Led by Farzan Filsoufi, of Mt. Sinai Hospital in New York, NY, researchers conducted a retrospective study of patients who underwent cardiac surgery at Mt. Sinai Medical Center between January 1998 and December 2004, and identified 27 patients who had cirrhosis. Of these, 18 patients had cardiac surgery with cardiopulmonary bypass (heart-lung machine) while the other 9 had surgery without using the heart-lung machine.
The results showed that hospital mortality increased significantly according to the Child-Pugh classification, with a mortality rate of 10 percent for those with class A, 18 percent for those with class B, and 67 percent for those with class C. Postoperative complications were also higher in class B and C than in class A. There was no correlation between mortality and the MELD (Model for End-Stage Liver Disease) score, however. Early studies reported a higher mortality for class B and C patients than seen in this study, but more recent studies have shown an improvement in survival rates. The current study confirms lower mortality for class B patients, which is probably due to improvements in surgical techniques and the management of cardiac surgery patients. In addition, there was no mortality for those who had coronary artery bypass surgery off-pump (without the heart-lung machine).
The authors note that alternative treatment strategies are needed for patients with advanced cirrhosis and cardiovascular diseases that require surgery. One potential approach is a combined liver transplant and cardiac operation, and there have been a few positive reports documenting such cases. "Despite early promising results with this combined approach the number of publications remains very limited and further investigations are required to determine the role of this treatment strategy in the armamentarium of cardiac and transplantation surgeons," the authors state. Although hospital mortality decreased in this study, the rates of postoperative complications in class B and C were 55 percent and 100 percent respectively. Surgical trauma and the deleterious effects of cardiopulmonary bypass may explain the increased rate of complications, according to the authors.
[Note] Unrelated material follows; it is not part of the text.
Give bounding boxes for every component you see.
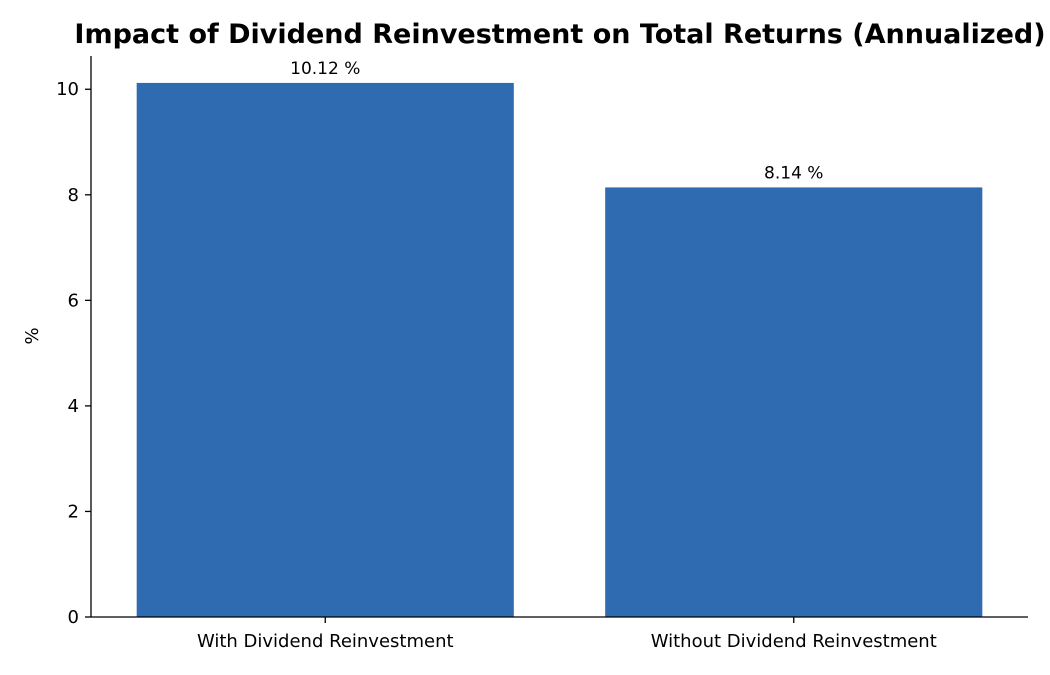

The authors conclude that "cardiac surgery can be performed with low operative mortality and good mid-term survival in patients with Child-Pugh class A." Acceptable results are also possible with class B patients, especially those who do not have surgery using the heart-lung machine, while for class C patients, who have cardiac surgery because of a life threatening condition, operative mortality remains high. The authors conclude: "Careful selection is critical in order to improve surgical outcome in patients with liver cirrhosis."
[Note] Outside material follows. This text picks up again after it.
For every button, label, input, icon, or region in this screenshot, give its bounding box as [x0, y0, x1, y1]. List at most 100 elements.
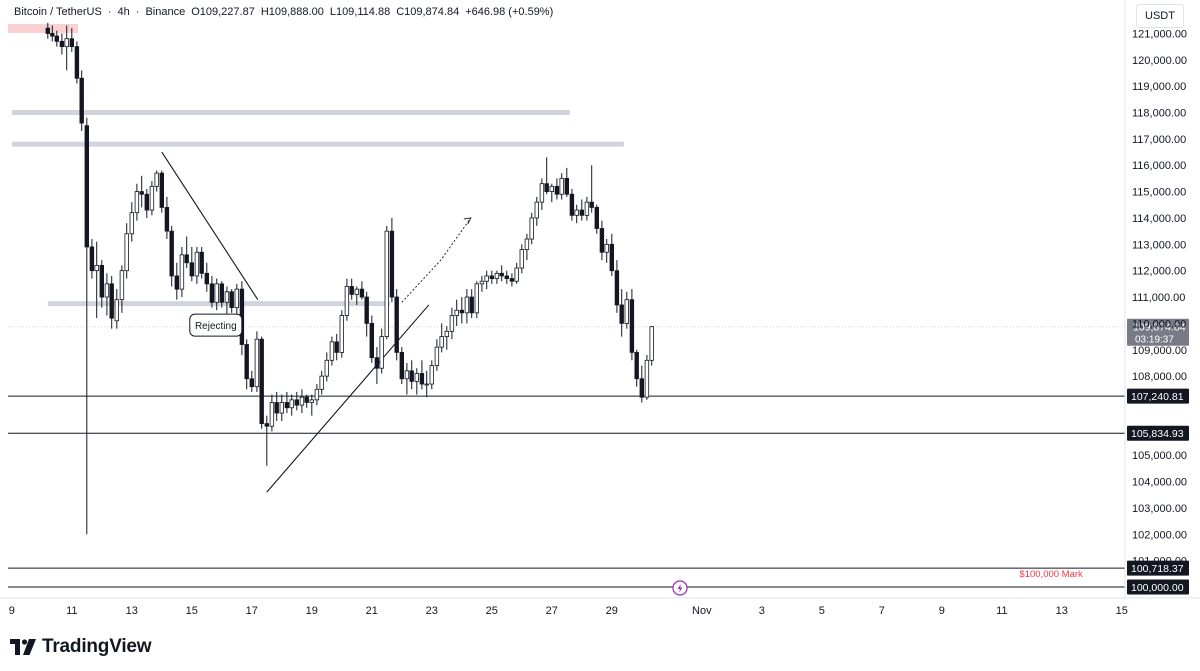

In an accompanying editorial in the same issue, Gonzalo Gonzalez-Stawinski, of Cleveland Clinic in Cleveland, OH, notes that cirrhotic patients requiring open heart surgery are among the most challenging and complex patients seen in cardiac surgery. The author notes that the current study raises the question of whether elective cardiac interventions should be offered to patients with advanced cirrhosis, in the hopes of improving their survival and quality of life. He states that "caution needs to be exercised when taking on cirrhotic patients as data provided by Filsoufi, et. al would suggest that most patients with either Childs-Pugh B or C do not gain a survival advantage by correcting their cardiac pathology." As an alternative, he suggests delaying and medically managing their heart disease in the hopes that they can undergo combined cardiac surgery and liver transplant, although not all patients would want or be eligible for such a solution and only a handful of centers in the U.S. have the capabilities to undertake it. He concludes, "Despite the challenges linked to the cirrhotic cardiac surgery patient, cardiac surgeons and hepatologists/liver transplant specialists need to continue to work in unison in hopes of improving the outcomes associated to this difficult patient population."